I don't know who needs to hear this - actually, I do. YOU DO. Person who just unwillingly, begrudgingly heartbreakingly ended a relationship. JUST STOP. Don't do it, just don't! "Stop what?" you may be asking. As if you didn't know ...
Stop staying connected. Live together? Move out. Have a joint bank account? Close it. On each other's Netflix/Uber Eats/Costco accounts? If you don't quit being petty and get your fucking own ... Co-parent a dog? Take it, leave it, or work out a co-parenting schedule. Parents with human kids can do it, so can you. Tie up all of those loose ends and get on with it. You are not conjoined twins, you do not need the other person to survive, and you definitely don't need their Amazon account. Fork up the $10 a month, the peace of mind is priceless.
Stop seeking closure from them. If you MUST, get it once and get it early on. If you have anything else to say, any other questions or come backs, save yourself the heartache and quit while you're ahead (or behind). There is nothing new you can say about old shit, that will change things. I know all about the insanity that comes with creating a plethora of scenarios in your head, but you may never get the closure you want. Just the closure you need, and most of the time it comes from yourself.

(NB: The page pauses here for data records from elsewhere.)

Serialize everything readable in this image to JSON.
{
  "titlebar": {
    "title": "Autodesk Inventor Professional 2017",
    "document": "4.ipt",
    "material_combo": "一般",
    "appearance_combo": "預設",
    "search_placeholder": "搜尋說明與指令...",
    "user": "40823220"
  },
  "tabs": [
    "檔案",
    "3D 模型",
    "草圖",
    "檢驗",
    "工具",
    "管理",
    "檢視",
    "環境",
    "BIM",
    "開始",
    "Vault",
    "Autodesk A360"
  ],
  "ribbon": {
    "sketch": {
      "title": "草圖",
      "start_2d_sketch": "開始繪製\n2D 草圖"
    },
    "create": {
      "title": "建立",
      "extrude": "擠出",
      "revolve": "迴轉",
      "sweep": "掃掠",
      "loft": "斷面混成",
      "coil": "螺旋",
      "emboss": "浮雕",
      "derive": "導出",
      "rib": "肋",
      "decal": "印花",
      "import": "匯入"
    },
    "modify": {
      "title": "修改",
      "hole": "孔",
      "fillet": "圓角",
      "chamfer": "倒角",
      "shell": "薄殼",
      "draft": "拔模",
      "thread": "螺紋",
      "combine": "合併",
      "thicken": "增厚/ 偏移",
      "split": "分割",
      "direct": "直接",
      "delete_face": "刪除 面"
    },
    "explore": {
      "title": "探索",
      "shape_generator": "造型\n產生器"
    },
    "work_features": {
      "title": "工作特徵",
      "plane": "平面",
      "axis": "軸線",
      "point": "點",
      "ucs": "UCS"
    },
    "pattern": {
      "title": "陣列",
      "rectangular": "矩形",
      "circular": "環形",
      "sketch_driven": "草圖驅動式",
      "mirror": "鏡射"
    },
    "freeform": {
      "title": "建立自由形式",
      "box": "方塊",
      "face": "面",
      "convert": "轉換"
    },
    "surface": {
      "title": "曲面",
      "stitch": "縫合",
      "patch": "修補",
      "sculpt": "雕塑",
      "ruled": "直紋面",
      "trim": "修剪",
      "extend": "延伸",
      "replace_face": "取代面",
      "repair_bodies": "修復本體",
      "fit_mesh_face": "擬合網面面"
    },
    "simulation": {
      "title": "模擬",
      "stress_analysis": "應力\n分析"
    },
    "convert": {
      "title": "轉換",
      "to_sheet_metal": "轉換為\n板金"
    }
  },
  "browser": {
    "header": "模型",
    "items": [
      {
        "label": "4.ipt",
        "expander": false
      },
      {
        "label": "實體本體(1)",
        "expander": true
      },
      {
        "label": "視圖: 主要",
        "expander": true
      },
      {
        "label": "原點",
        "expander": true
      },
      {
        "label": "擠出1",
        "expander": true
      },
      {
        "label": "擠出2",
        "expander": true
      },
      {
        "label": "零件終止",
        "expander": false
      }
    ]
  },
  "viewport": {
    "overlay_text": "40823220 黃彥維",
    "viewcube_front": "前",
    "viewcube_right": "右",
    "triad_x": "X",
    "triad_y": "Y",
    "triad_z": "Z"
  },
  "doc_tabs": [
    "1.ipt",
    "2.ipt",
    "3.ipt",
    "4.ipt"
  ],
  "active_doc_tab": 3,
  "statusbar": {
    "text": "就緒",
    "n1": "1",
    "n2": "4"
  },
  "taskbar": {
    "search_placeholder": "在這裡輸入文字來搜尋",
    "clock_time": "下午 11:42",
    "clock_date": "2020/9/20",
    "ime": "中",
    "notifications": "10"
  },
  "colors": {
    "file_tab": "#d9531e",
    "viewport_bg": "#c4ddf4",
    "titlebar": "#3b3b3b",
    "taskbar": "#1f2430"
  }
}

Stop being friends with your ex. Why would you want to be friends with an ex? This is not the time to take what you can get. You want closure? You can start by not talking to your ex every day like you're homies, because you're not. This doesn't mean you have to hate each other, or be uncivil. It means being an adult and accepting that you no longer have a dynamic that warrants going out to dinner, venting about your day, or doing each other favors. It's not impossible to be friends with your ex, but very rarely does it work out right away esp if there are still feelings involved.

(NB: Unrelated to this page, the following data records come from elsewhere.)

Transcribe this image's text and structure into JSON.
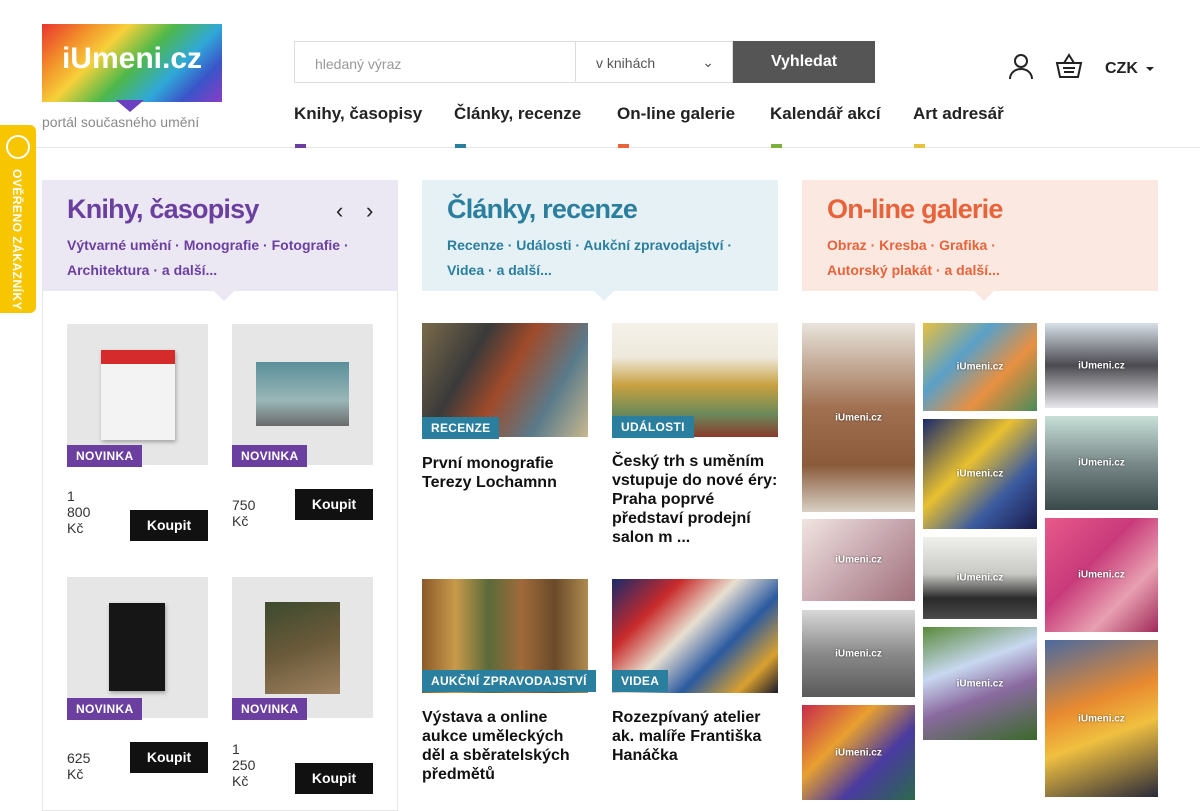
{
  "header": {
    "logo_text": "iUmeni.cz",
    "logo_tagline": "portál současného umění",
    "search_placeholder": "hledaný výraz",
    "search_scope": "v knihách",
    "search_button": "Vyhledat",
    "currency": "CZK",
    "nav": [
      {
        "label": "Knihy, časopisy",
        "color": "#6b3fa0"
      },
      {
        "label": "Články, recenze",
        "color": "#2a7f9e"
      },
      {
        "label": "On-line galerie",
        "color": "#e8623a"
      },
      {
        "label": "Kalendář akcí",
        "color": "#7bb03a"
      },
      {
        "label": "Art adresář",
        "color": "#e8c23a"
      }
    ]
  },
  "side_badge": {
    "label": "OVĚŘENO ZÁKAZNÍKY",
    "color": "#f7c600"
  },
  "books": {
    "title": "Knihy, časopisy",
    "color": "#6b3fa0",
    "bg": "#ece8f3",
    "cats": [
      "Výtvarné umění",
      "Monografie",
      "Fotografie",
      "Architektura",
      "a další..."
    ],
    "items": [
      {
        "tag": "NOVINKA",
        "price": "1 800 Kč",
        "buy": "Koupit"
      },
      {
        "tag": "NOVINKA",
        "price": "750 Kč",
        "buy": "Koupit"
      },
      {
        "tag": "NOVINKA",
        "price": "625 Kč",
        "buy": "Koupit"
      },
      {
        "tag": "NOVINKA",
        "price": "1 250 Kč",
        "buy": "Koupit"
      }
    ]
  },
  "articles": {
    "title": "Články, recenze",
    "color": "#2a7f9e",
    "bg": "#e6f1f6",
    "cats": [
      "Recenze",
      "Události",
      "Aukční zpravodajství",
      "Videa",
      "a další..."
    ],
    "items": [
      {
        "tag": "RECENZE",
        "title": "První monografie Terezy Lochamnn"
      },
      {
        "tag": "UDÁLOSTI",
        "title": "Český trh s uměním vstupuje do nové éry: Praha poprvé představí prodejní salon m ..."
      },
      {
        "tag": "AUKČNÍ ZPRAVODAJSTVÍ",
        "title": "Výstava a online aukce uměleckých děl a sběratelských předmětů"
      },
      {
        "tag": "VIDEA",
        "title": "Rozezpívaný atelier ak. malíře Františka Hanáčka"
      }
    ]
  },
  "gallery": {
    "title": "On-line galerie",
    "color": "#e8623a",
    "bg": "#fbe9e1",
    "cats": [
      "Obraz",
      "Kresba",
      "Grafika",
      "Autorský plakát",
      "a další..."
    ],
    "watermark": "iUmeni.cz"
  }
}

Stop keeping in touch with his friends and family. I know his mom was more of your mom than your own mom during the relationship. I know you got so close to her friends that you'd hang out without him. But unless you met them first, they are still his/her friends. And if they're truly your friend and love you and want to see you happy, they'll understand if you distance yourself until you are healed. It's not being mean, it's having boundaries.
Most of all ...
Stop lying to yourself. What sets us back the most when we do these things, is we make up excuses as to why we do them. We use the guise of shared accounts, closure, connections, or the ever so popular, "It's complicated" to defend our actions instead of simply admitting that ... we miss them. We still want to be with them. We hope that by maintaining a connection, they'll come back around. We hope that one second, final conversation will change their mind.
Obviously, you don't have to do any of these things. However, it would greatly benefit you if you want to get over someone. And that's the biggest lie of all. You can't tell yourself you want to let go yet keep reaching out. You can't be friends with someone you want to be more than just friends with. And you can't say you want closure, when you have one foot in the door keeping the lines of communication open.